BADUNG – Dalam rangka meningkatkan kesadaran masyarakat mengenai pencegahan dan penanggulangan kebakaran, Dinas Kebakaran dan Penyelamatan (Diskarmat) Kabupaten Badung mengadakan acara "Pelatihan Keluarga Tanggap Kebakaran Rumah Tangga". Pelatihan ini resmi dibuka oleh Nyonya Rasniathi Adi Arnawa, Ketua Tim Penggerak PKK Kabupaten Badung, pada hari Senin, 14 Juli 2025, di Ruang Aula Graha Pemilu, Kantor KPU Kabupaten Badung.
Pelatihan ini berlangsung selama tiga hari, dari 14 hingga 16 Juli 2025, dan diikuti oleh 124 peserta. Mereka adalah perwakilan dari ibu-ibu PKK yang datang dari 62 desa dan kelurahan di Kabupaten Badung.
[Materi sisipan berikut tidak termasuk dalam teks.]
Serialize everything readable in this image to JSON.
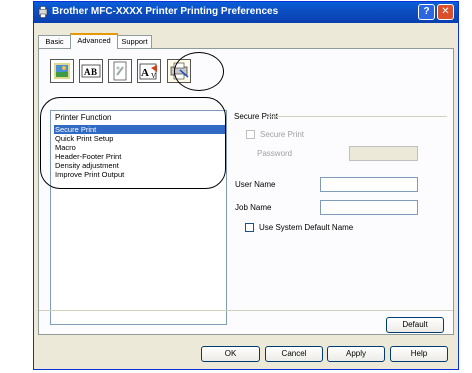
{
  "window": {
    "title": "Brother MFC-XXXX Printer Printing Preferences",
    "help": "?",
    "close": "✕"
  },
  "tabs": [
    "Basic",
    "Advanced",
    "Support"
  ],
  "toolbar": {
    "buttons": [
      {
        "name": "color-icon"
      },
      {
        "name": "scaling-icon"
      },
      {
        "name": "watermark-icon"
      },
      {
        "name": "print-setting-icon"
      },
      {
        "name": "device-options-icon"
      }
    ]
  },
  "printer_function": {
    "title": "Printer Function",
    "items": [
      "Secure Print",
      "Quick Print Setup",
      "Macro",
      "Header-Footer Print",
      "Density adjustment",
      "Improve Print Output"
    ],
    "selected_index": 0
  },
  "secure_print": {
    "group_title": "Secure Print",
    "secure_print_label": "Secure Print",
    "password_label": "Password",
    "password_value": "",
    "user_name_label": "User Name",
    "user_name_value": "",
    "job_name_label": "Job Name",
    "job_name_value": "",
    "use_default_label": "Use System Default Name"
  },
  "buttons": {
    "default": "Default",
    "ok": "OK",
    "cancel": "Cancel",
    "apply": "Apply",
    "help": "Help"
  }
}
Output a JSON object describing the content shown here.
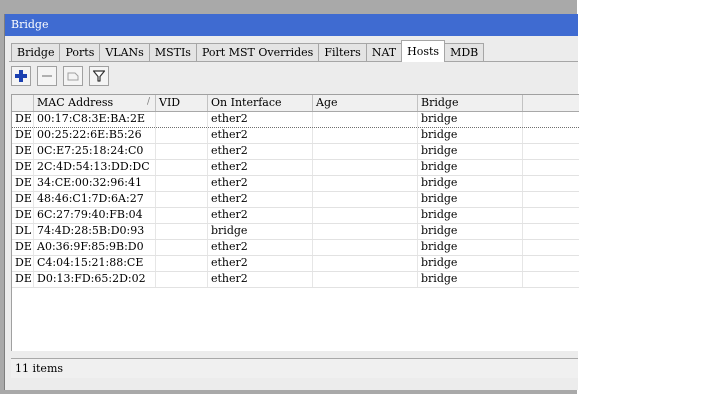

Setiap desa atau kelurahan mengirimkan dua orang peserta yang akan dilatih menjadi pelopor dalam edukasi penanganan kebakaran di wilayah masing-masing.
Kepala Diskarmat Badung, I Wayan Wirya, S.E., M.Si., menjelaskan bahwa pelatihan ini mencakup teori dan praktik. Para peserta akan belajar tentang penggunaan Alat Pemadam Api Ringan (APAR) dan melakukan simulasi pemadaman kebakaran menggunakan media air. Tenaga pengajar berasal dari Diskarmat Badung dan tim PLN.
"Kami berharap pelatihan ini dapat memberikan ibu-ibu pemahaman dan keterampilan dasar dalam menangani kebakaran ringan secara mandiri. Ini termasuk bagaimana cara menghadapi kondisi darurat seperti kebocoran gas," kata Wirya.
Wirya juga menekankan pentingnya pelatihan ini agar para peserta tidak panik dan mampu melakukan langkah awal penyelamatan sebelum bantuan dari petugas tiba.
Pembukaan acara ini juga dihadiri oleh beberapa tokoh penting, termasuk Nyonya Ayu Trisna Dewi Anom Gumanti, Ketua Gatriwara Badung, Nyonya Oliviana Surya Suamba, Ketua DWP Badung, serta Ketua KPU Badung dan perwakilan OPD terkait.
Dengan pelatihan ini, diharapkan masyarakat Badung akan lebih siap dan tanggap dalam menghadapi situasi kebakaran, sehingga dapat mengurangi risiko dan kerugian akibat kebakaran di lingkungan rumah tangga.